Rachel Carson was an American marine biologist and conservationist whose book Silent Spring and other writings are credited
with advancing the global environmental movement.
She began her career as an aquatic biologist in the U.S. Bureau of Fisheries, and became a full-time nature writer in the 1950s.
Late in the 1950s, Carson turned her attention to conservation, especially environmental problems that she believed were
caused by synthetic pesticides.
The result was "Silent Spring" that was published in 1962.
This book brought environmental concerns to an unprecedented share of the American people.
Although "Silent Spring" was met with fierce opposition by chemical companies, it spurred a reversal in national pesticide policy,
which led to a nationwide ban on DDT and other pesticides, and it inspired a grassroots environmental movement that led to
the creation of the U.S. Environmental Protection Agency.
Carson was posthumously awarded the Presidential Medal of Freedom by Jimmy Carter.

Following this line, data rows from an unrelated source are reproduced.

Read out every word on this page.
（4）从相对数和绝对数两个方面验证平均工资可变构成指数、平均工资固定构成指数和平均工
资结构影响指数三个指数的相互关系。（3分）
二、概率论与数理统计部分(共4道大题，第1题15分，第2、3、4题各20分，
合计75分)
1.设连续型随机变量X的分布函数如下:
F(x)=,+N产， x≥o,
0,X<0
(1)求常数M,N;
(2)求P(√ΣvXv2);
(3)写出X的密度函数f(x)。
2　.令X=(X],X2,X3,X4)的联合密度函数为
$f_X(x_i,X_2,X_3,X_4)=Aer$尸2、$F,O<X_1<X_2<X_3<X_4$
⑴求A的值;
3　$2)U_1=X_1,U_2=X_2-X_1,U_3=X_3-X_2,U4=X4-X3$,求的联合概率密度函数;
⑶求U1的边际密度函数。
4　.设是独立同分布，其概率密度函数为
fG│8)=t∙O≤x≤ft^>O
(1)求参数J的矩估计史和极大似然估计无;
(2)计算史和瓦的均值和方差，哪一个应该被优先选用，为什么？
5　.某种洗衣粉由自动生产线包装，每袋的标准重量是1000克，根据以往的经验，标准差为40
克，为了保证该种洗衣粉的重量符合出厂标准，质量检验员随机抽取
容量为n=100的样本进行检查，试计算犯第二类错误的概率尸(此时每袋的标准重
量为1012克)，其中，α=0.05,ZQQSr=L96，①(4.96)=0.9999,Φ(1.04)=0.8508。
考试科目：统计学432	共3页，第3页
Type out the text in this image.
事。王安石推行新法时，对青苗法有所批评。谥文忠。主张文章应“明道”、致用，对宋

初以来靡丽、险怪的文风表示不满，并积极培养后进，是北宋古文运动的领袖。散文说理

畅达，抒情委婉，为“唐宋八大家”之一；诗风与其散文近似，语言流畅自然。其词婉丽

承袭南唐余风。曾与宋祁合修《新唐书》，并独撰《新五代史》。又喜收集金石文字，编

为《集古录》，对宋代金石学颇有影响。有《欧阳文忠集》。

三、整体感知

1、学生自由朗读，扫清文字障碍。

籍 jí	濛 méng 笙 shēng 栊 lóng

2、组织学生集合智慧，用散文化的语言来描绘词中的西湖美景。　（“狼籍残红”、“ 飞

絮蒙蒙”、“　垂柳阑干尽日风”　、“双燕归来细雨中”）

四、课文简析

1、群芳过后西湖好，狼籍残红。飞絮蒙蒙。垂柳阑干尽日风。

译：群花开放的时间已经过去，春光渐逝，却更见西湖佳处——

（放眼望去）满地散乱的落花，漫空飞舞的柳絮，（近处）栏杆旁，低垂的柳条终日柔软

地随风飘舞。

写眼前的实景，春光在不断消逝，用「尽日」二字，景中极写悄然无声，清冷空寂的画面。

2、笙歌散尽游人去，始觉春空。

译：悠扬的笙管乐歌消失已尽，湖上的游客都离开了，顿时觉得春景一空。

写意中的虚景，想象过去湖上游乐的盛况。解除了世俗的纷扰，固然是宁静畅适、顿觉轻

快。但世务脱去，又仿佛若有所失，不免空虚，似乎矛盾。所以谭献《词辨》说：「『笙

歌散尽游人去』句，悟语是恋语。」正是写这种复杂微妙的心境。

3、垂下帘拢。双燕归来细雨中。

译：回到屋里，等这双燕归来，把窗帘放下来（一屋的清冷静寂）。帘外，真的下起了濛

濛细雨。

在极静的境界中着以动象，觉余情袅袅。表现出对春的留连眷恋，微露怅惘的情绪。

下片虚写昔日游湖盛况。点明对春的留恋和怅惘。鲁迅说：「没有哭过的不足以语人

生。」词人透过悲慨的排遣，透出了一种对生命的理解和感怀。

It is a fascinating and thought-provoking dramatized interview.

d
dprodrig
Oct 14, 2011

Based on the play, it was a great video to watch. It was a look at Rachel Carson's last years of life, talks about her voyage, her anger of her critics, her worry for her nephew. I also really enjoyed the extras, which add almost another hour of viewing material - the first part which includes interviews from a variety of environmentalists (including David Suzuki), and a look at where Roger is today.